2. Faktor risiko tidak langsung (contributing risk factor)
a. Diabetes melitus.
Diabetes meningkatkan risiko penyakit jantung koroner, terlebih bila kadar gula darah tidak dikontrol dengan baik.
b. Kegemukan
Kegemukan (obesitas) meningkatkan risiko tekanan darah tinggi dan diabetes. Orang yang kegemukan juga cenderung memiliki kadar HDL rendah/LDL tinggi.
3. Faktor risiko alami
a. Usia
Risiko penyakit jantung koroner meningkat seiring usia. Semakin tua, semakin menurun efektivitas organ-organ tubuh, termasuk sistem kardiovaskulernya. Lebih dari 80 persen penderita jantung koroner berusia di atas 60 tahun.
b. Keturunan
Risiko lebih tinggi bila orang tua juga terkena penyakit jantung koroner, terlebih bila mulai mengidap di usia kurang dari 60 tahun.
c.
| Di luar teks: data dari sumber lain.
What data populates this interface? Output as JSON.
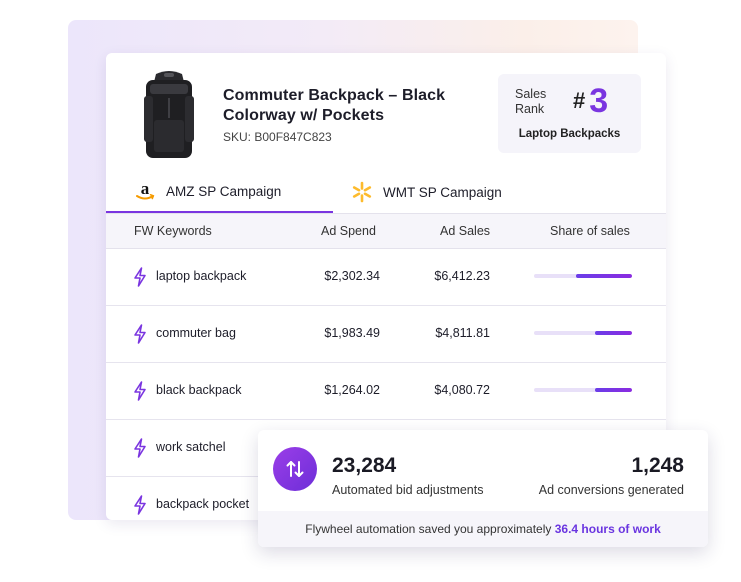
{
  "product": {
    "title": "Commuter Backpack – Black Colorway w/ Pockets",
    "sku": "SKU: B00F847C823",
    "image_icon": "backpack-image"
  },
  "rank": {
    "label": "Sales Rank",
    "hash": "#",
    "value": "3",
    "category": "Laptop Backpacks",
    "accent": "#7a35e0"
  },
  "tabs": [
    {
      "label": "AMZ SP Campaign",
      "icon": "amazon-logo-icon",
      "active": true
    },
    {
      "label": "WMT SP Campaign",
      "icon": "walmart-spark-icon",
      "active": false
    }
  ],
  "table": {
    "headers": [
      "FW Keywords",
      "Ad Spend",
      "Ad Sales",
      "Share of sales"
    ],
    "rows": [
      {
        "keyword": "laptop backpack",
        "spend": "$2,302.34",
        "sales": "$6,412.23",
        "share": 0.57
      },
      {
        "keyword": "commuter bag",
        "spend": "$1,983.49",
        "sales": "$4,811.81",
        "share": 0.38
      },
      {
        "keyword": "black backpack",
        "spend": "$1,264.02",
        "sales": "$4,080.72",
        "share": 0.38
      },
      {
        "keyword": "work satchel",
        "spend": "",
        "sales": "",
        "share": null
      },
      {
        "keyword": "backpack pocket",
        "spend": "",
        "sales": "",
        "share": null
      }
    ]
  },
  "stats": {
    "adjustments_value": "23,284",
    "adjustments_label": "Automated bid adjustments",
    "conversions_value": "1,248",
    "conversions_label": "Ad conversions generated",
    "footer_text": "Flywheel automation saved you approximately ",
    "footer_highlight": "36.4 hours of work"
  }
}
Jenis kelamin
Jenis kelamin berpengaruh pada terjadinya PJK berkaitan dengan hormone pada laki-laki dan perempuan.
F. Tanda dan gejala
1. Rasa nyeri yang tidak bertambah parah saat menarik napas
2. Biasanya terasa di tengah dada, bisa menyebar kesisi kiri, kedua lengan, atau ke leher dan rahang.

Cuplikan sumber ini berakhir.